Some Chinese customers are canceling orders with Pacific Northwest producers as the tariff rate on U.S. cherries now totals 50 percent.

   Cherry producers in the Pacific Northwest are experiencing the harsh realities of retaliatory import tariffs imposed upon their fruit by China.
   The region produces about 80 percent of the sweet cherries sold throughout the United States, and one-third of this production is exported overseas.
   During last year’s season, China surpassed Canada for the first time as the top export market for Pacific Northwest cherries, even though U.S. cherry exporters paid a 10 percent tariff to ship this fruit to China due the United States’ most favored nation status. It’s estimated that 11 percent of the region’s total cherry exports, valued at about $130 million, were shipped to China during the 2017 season.
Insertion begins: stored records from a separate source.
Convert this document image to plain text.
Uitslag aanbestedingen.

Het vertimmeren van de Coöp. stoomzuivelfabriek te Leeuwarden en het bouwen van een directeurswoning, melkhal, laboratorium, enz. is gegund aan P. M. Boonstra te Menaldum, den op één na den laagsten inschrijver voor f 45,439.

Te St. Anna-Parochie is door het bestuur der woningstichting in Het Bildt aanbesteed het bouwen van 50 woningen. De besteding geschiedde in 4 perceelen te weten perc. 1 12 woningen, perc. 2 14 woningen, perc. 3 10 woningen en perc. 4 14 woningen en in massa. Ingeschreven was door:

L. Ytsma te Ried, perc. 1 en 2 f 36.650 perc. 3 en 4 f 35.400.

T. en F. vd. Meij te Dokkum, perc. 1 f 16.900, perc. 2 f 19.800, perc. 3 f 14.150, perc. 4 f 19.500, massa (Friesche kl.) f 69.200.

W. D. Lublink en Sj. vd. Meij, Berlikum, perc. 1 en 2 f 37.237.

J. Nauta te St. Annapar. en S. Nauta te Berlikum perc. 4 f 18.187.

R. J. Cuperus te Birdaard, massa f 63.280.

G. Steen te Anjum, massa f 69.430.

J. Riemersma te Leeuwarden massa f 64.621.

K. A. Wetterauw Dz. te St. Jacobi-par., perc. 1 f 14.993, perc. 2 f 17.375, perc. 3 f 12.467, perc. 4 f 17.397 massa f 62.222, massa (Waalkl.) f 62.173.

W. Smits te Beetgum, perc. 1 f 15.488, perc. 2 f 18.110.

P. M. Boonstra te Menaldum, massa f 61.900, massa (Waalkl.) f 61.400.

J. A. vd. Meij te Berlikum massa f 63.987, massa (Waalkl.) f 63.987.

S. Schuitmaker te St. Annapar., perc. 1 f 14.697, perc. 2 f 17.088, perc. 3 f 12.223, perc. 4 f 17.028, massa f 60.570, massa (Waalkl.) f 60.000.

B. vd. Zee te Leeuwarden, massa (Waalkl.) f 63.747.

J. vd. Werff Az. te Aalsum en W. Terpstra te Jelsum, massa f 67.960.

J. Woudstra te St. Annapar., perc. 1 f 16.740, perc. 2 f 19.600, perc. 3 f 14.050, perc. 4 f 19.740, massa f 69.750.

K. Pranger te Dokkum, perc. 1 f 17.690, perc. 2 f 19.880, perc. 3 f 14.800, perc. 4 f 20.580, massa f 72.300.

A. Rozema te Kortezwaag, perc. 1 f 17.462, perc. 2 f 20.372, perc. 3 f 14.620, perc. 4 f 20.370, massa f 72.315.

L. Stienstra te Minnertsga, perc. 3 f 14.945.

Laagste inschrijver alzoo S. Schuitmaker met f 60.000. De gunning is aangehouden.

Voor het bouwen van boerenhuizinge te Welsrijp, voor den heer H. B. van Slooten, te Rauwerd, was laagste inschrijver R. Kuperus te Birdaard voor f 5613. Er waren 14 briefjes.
   On April 2, China imposed an additional 15 percent tariff on U.S cherries shipments in retaliation for the United States’ Section 232 tariffs imposed on steel and aluminum. This was followed on July 2 with China imposing an additional 25 percent tariff on cherries in retaliation for the U.S. Section 301 tariffs imposed on Chinese products due to alleged intellectual property violations. The tariff rate on Pacific Northwest cherries now totals 50 percent.
   Cass Gerbers, president and CEO of Gerbers Farms in Brewster, Wash., one of the largest U.S. producers of sweet cherries, told members of the House Ways and Means Committee’s trade subcommittee Wednesday that of the estimated 5 million boxes of cherries produced by his farm this season, about 1.5 million boxes had been planned for the China market. The farm has since trimmed this order for China by two-thirds.
   “With the recent tariff actions our customers have canceled orders and redirected our program downwards by approximately 1 million boxes, thus forcing all of this orphaned fruit into the U.S. domestic market or potentially elsewhere in the world, pushing down prices with the extra volume,” he said in his prepared testimony.
   Gerbers told the subcommittee during questioning that prior to the imposition of China’s tariffs, he could sell his cherries in the Chinese market at about $8 per pound compared to just over $2 per pound in the U.S. market. When the farm attempted to raise its prices with its Chinese buyers to $10 per pound to make up for the newly imposed import tariffs, many canceled their orders. 
   “We have worked decades to build these markets,” Gerbers said, adding that it’s easy to lose a customer if you cannot fulfill your orders and winning them back may take years.
   He further warned that if the tariffs remain in place for the 2019 cherry crop, Chinese buyers will simply turn to growers in the European Union and Turkey. 
   “Now we will be opening the door to all of our competitors who also grow cherries elsewhere in the world, who will snatch up these markets as soon as we stumble,” he said.